Kata drama juga dianggap telah ada sejak era Mesir Kuno (4000-1580 SM), sebelum era Yunani Kuno (800-277 SM). Hubungan kata teater dan drama bersandingan sedemikian erat seiring dengan perlakuan terhadap teater yang mempergunakan drama ’lebih identik sebagai teks atau naskah atau lakon atau karya sastra. Terlepas dari sejarah dan asal kata yang melatarbelakanginya, seni teater merupakan suatu karya seni yang rumit dan kompleks, sehingga sering disebut dengan collective art atau synthetic art artinya teater merupakan sintesa dari berbagai disiplin seni yang melibatkan berbagai macam keahlian dan keterampilan.

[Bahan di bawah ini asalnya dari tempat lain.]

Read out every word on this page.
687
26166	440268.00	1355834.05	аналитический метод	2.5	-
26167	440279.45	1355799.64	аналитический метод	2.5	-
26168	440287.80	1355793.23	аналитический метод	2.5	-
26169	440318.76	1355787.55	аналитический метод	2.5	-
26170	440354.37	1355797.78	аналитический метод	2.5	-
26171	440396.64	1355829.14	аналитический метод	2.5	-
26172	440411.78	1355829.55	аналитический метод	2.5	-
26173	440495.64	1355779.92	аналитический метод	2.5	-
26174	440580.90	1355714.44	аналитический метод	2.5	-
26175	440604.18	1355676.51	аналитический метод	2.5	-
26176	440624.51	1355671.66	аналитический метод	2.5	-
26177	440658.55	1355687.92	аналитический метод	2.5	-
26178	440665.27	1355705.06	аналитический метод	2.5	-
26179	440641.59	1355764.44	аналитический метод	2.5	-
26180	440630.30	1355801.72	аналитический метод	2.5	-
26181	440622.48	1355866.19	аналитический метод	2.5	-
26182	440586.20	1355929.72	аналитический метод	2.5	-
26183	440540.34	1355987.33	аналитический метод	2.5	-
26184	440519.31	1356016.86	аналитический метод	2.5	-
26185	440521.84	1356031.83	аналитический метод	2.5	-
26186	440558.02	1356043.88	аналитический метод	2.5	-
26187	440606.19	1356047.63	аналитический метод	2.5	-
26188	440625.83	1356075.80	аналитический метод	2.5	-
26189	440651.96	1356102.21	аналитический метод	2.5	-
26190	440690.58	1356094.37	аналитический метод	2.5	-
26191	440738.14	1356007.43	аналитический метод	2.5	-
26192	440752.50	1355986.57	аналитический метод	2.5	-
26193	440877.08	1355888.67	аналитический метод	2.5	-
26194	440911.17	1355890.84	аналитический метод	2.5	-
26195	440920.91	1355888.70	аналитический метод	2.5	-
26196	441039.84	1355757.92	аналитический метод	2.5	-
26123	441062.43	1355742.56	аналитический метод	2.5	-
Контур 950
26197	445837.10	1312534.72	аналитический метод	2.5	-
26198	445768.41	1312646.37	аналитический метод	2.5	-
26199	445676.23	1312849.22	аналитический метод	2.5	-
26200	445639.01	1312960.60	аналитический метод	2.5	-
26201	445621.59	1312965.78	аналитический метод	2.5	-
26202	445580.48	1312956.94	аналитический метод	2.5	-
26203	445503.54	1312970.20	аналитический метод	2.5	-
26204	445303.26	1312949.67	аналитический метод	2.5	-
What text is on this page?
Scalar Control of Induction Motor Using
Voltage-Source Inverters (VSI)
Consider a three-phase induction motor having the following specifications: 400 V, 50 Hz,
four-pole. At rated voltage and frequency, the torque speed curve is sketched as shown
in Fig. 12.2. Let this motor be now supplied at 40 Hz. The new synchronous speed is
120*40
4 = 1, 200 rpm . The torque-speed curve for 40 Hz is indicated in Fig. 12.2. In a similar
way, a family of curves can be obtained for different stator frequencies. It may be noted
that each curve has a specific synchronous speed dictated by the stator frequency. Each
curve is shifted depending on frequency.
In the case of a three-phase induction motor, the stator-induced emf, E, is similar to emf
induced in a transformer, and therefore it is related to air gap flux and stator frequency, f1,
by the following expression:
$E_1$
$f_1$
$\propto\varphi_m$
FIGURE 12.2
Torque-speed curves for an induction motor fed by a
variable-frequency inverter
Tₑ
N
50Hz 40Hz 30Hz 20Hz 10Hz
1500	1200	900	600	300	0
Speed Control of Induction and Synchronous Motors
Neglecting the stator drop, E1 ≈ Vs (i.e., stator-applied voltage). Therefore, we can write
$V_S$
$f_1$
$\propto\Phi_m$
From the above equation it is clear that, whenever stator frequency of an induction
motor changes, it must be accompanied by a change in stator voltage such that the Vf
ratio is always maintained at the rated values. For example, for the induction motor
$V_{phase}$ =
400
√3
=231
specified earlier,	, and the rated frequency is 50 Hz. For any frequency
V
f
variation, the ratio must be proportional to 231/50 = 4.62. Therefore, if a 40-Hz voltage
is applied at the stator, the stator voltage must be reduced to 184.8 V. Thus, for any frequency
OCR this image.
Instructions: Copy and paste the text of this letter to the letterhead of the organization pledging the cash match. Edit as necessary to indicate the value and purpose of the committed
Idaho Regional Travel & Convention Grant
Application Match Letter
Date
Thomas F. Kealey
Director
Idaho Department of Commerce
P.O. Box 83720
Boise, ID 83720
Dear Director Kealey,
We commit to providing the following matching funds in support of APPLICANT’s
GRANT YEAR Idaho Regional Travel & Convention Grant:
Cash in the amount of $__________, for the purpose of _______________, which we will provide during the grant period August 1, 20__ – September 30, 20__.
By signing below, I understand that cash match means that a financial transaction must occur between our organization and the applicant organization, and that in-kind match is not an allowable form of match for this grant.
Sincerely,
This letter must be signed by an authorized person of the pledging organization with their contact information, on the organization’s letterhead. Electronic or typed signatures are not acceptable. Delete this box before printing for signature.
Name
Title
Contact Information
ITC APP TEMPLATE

Seni teater menggabungkan unsur-unsur audio, visual, dan kinestetik (gerak) yang meliputi bunyi, suara, musik, gerak serta seni rupa. Seni teater merupakan suatu kesatuan seni yang diciptakan oleh penulis lakon, sutradara, pemain (pemeran), penata artistik, pekerja teknik, dan diproduksi oleh sekelompok orang produksi. Sebagai seni kolektif, seni teater dilakukan bersama-sama yang mengharuskan semuanya sejalan dan seirama serta perlu harmonisasi dari keseluruhan tim. Pertunjukan ini merupakan proses seseorang atau sekelompok manusia dalam rangka mencapai tujuan artistik secara bersama. Dalam proses produksi artistik ini, ada sekelompok orang yang mengkoordinasikan kegiatan (tim produksi). Kelompok ini yang menggerakkan dan menyediakan fasilitas, teknik penggarapan, latihan latihan, dan alat-alat guna pencapaian ekspresi bersama. Hasil dari proses ini dapat dinikmati oleh penyelenggara dan penonton.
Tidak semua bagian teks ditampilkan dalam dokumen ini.